The Los Angeles Times leads with the attempt of Palestinian and Israeli negotiators to focus their Camp David talks under the pressure of President Clinton's planned midweek departure for an economic summit in Japan. USA Today deep-stuffs the talks and goes instead with George W. Bush's declaration that he's ruled out trying to persuade Colin Powell to be his running mate. But, the paper adds, quoting Bush's comments from a Sunday chat show, maybe Powell would go for a Cabinet job like secretary of state. The Washington Post lead looks at the current state of play of term limits, with a focus on the election campaign of Washington state Republican congressman George Nethercutt, who is drawing the organized opposition of limits advocates for running for his fourth term despite initially imposing a three-term limit on himself. The New York Times leads with a trend story about how some utility companies are now trying to use pricing to manage energy demand. The main examples: 1) a power company paying--at a rate considerably lower than the cost of buying electricity on the open market--a coal mine to shut down during a day of high demand; and 2) paying customers a bonus for accepting into their homes thermostats controlled (via the Internet) by the utility.
The LAT lead reports that there's been a role reversal with respect to the talks: unlike at the beginning of the sessions, it's the Palestinians now expressing some optimism while Israeli officials say a breakthrough seems out of reach. The WP fronts a domestic development that jibes with that: tens of thousands of Israelis protesting in Tel Aviv against Barak and the talks. The LAT, which stuffs the protests, notes in its lead that President Clinton expressed guarded optimism in an interview with the New York Daily News. The NYT puts the presidential optimism on the top front. But the LAT reports that despite the going-in promise of extensive meetings with Clinton, Ehud Barak, and Yasser Arafat, the staff negotiators have talked to each other far more than their leaders have.

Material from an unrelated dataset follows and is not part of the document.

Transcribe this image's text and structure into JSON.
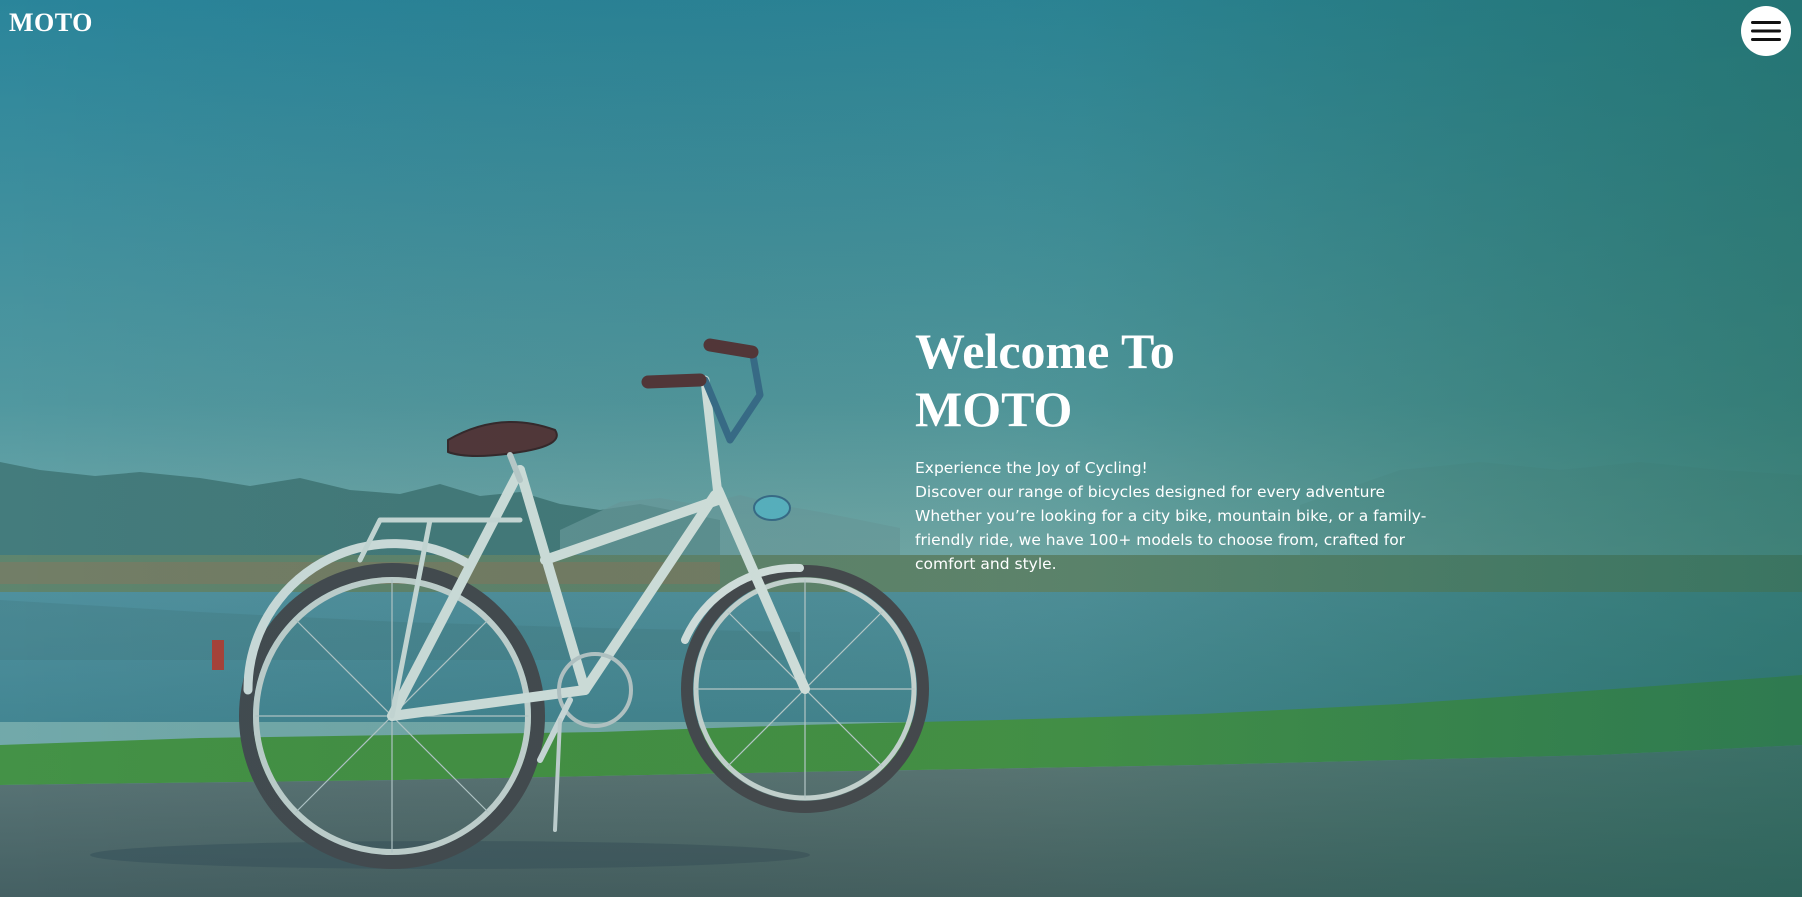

The WP lead doles out an excess of caution about term limits. The momentum for passing the laws is said to be "slowed." Their political appeal "appears to wane." All this even though, as the story also informs, it's been five years since the last state adopted a term-limits law. And maybe the reader would have gotten a clearer idea of just how dead term limits are if the story hadn't waited until the 16th paragraph to point out that in 1995 the Supreme Court struck down state laws limiting the terms of members of Congress. The last remaining element of the story pretty much disappears when it admits that Nethercutt is "comfortably ahead."
The Wall Street Journal tops its "Politics and Policy" page with the highlights of the $288 billion-plus defense budget that Congress is rushing through. According to the story, for the first time ever the defense R & D budget will top $100 billion. That, says the story, is more than the Department of Education gets. Not the most useful comparison, because the Department of Education is just about as bloated as the Pentagon and not well known for its accomplishments. What would be interesting here is say, the budget for Head Start or the Peace Corps.
The LAT runs a letter from a woman who says that despite being a Ph.D. and having university teaching experience in two fields, because she lacks a teaching credential, she never heard back from either the Los Angeles public school system or any of the 20 private schools she contacted for a teaching job. But she did quickly get offers from a law firm and an Internet company.
The WP goes inside with Hillary Rodham Clinton's angry denial of a forthcoming book's allegation that 26 years ago, after her husband lost his bid for an Arkansas congressional seat, she used an anti-Semitic slur to condemn a man who worked on the campaign. The paper notes a sign of the urgency of the response: HRC invited reporters to the garden of her Westchester house on a Sunday to give it. The Post reports that President Clinton also denies the allegation and the Clinton Senate campaign has released copies of a handwritten letter from the story's source in which he asks Hillary Clinton for "forgiveness" for unspecified misdeeds. The Post effort mentions that the slur story wasn't widely known before being reported this past weekend in the New York Post and New York Daily News but doesn't mention that the book is being published by HarperCollins, which is owned by Rupert Murdoch, owner of the New York Post. This should have been mentioned because this would have let the reader know there's a reason besides factual merit why the New York Post would run the story: book sales.
The Sunday LAT reports that now that the gag order against accused Symbionese Liberation Army bomb-plotter Sara Jane Olson has been lifted, the out-on-bail Olson is free to appear this week on a local public radio show to explain how to make artichoke dip. All this, says the LAT, to promote the book Serving Time: America's Most Wanted Recipes.